In 2016, astronomers discovered a potentially habitable, roughly-Earth-sized exoplanet just four light-years away – and now new observations suggest it isn’t alone. Scientists in Chile have detected hints of a second planet orbiting Proxima Centauri, the closest star to the Sun.

Following convention, the new planet (if it exists, that is) has been dubbed Proxima c. Observations indicate that it would have at least six times the mass of Earth, and orbit at a distance of 1.5 astronomical units (AU), which puts it about as far from the star as Mars is from the Sun. At this distance, Proxima c would fall in the system’s Habitable Zone.

The discovery was made using the Harps spectrograph installed on the 3.6-m Telescope at La Silla Observatory in Chile. While most exoplanets are spotted when their shadows pass in front of their host star – known as the transit method – Proxima c was detected using the radial velocity method. Basically, this means astronomers watch a star for telltale wobbles as it spins, which indicate that the gravity of an orbiting planet is tugging on it.

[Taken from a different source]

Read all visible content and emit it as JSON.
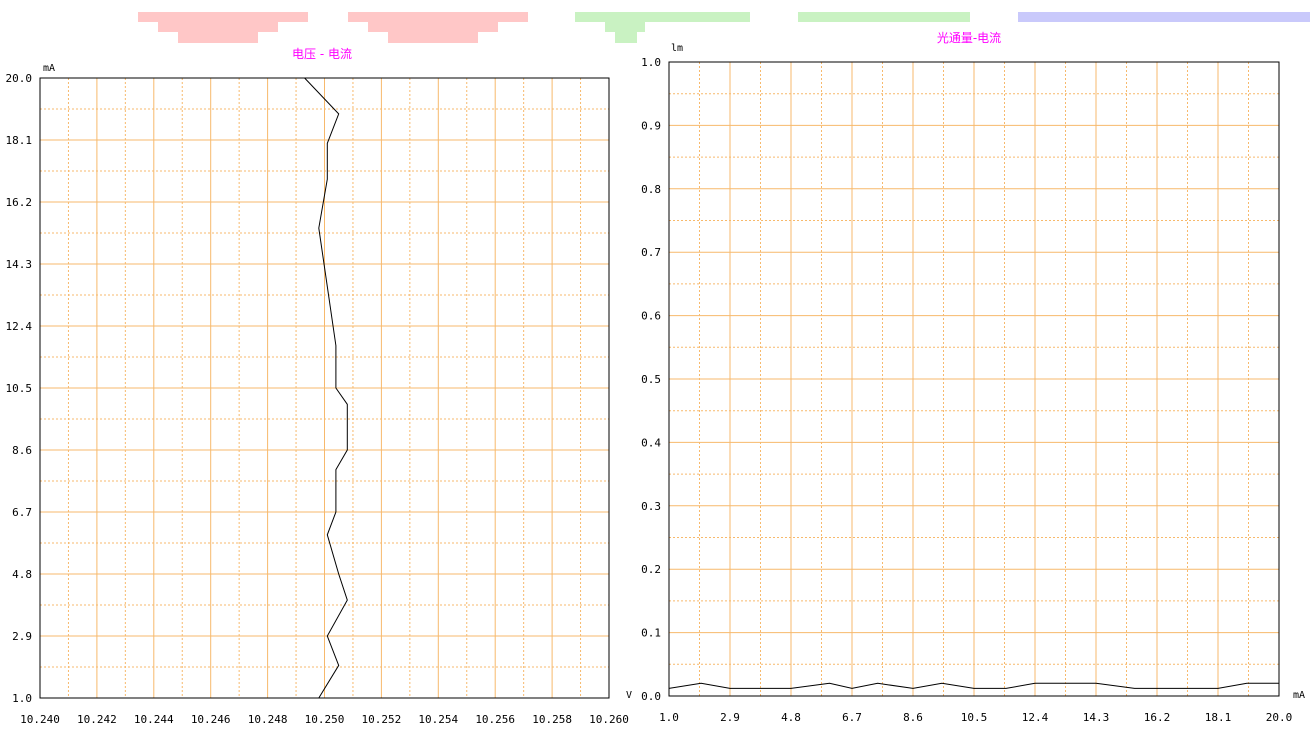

Researchers from the National Institute of Astrophysics (INAF) in Turin and the University of Crete analyzed the data taken from Proxima Centauri and found strong evidence of a second planet. That said, it’s by no means a sure thing, and the researchers say that follow-up observations will be needed to confirm the presence of Proxima c.

“According to our analysis, the presence of the periodic signal appears very convincing, and the data available to us do not seem to indicate a clear alternative physical cause to the presence of a planet, even if we still cannot completely rule out other explanations," says Mario Damasso, co-lead researcher on the study. “It is indeed very difficult to reveal a planet with a relatively small minimum mass and such a long orbital period using only the technique based on radial velocities. A signal like the one we found could be due to a cycle of magnetic activity by Proxima, which can mimic the presence of a planet. So to confirm our discovery, more observations are needed over the next few years.”

As intriguing as it may be to discover new potentially habitable planets around our nearest neighbor, it’s worth keeping in mind that these worlds are probably not exactly Earth 2.0. Proxima Centauri is a very different star to the Sun, being smaller and dimmer and giving off far more radiation. Other studies have suggested that this radiation has probably baked off any atmosphere the Proxima planets may have had, and the detection of huge stellar flares aren’t helping either.

Satellites such as Gaia could help confirm the presence of Proxima c in the near future.

The research was published in the journal Science Advances.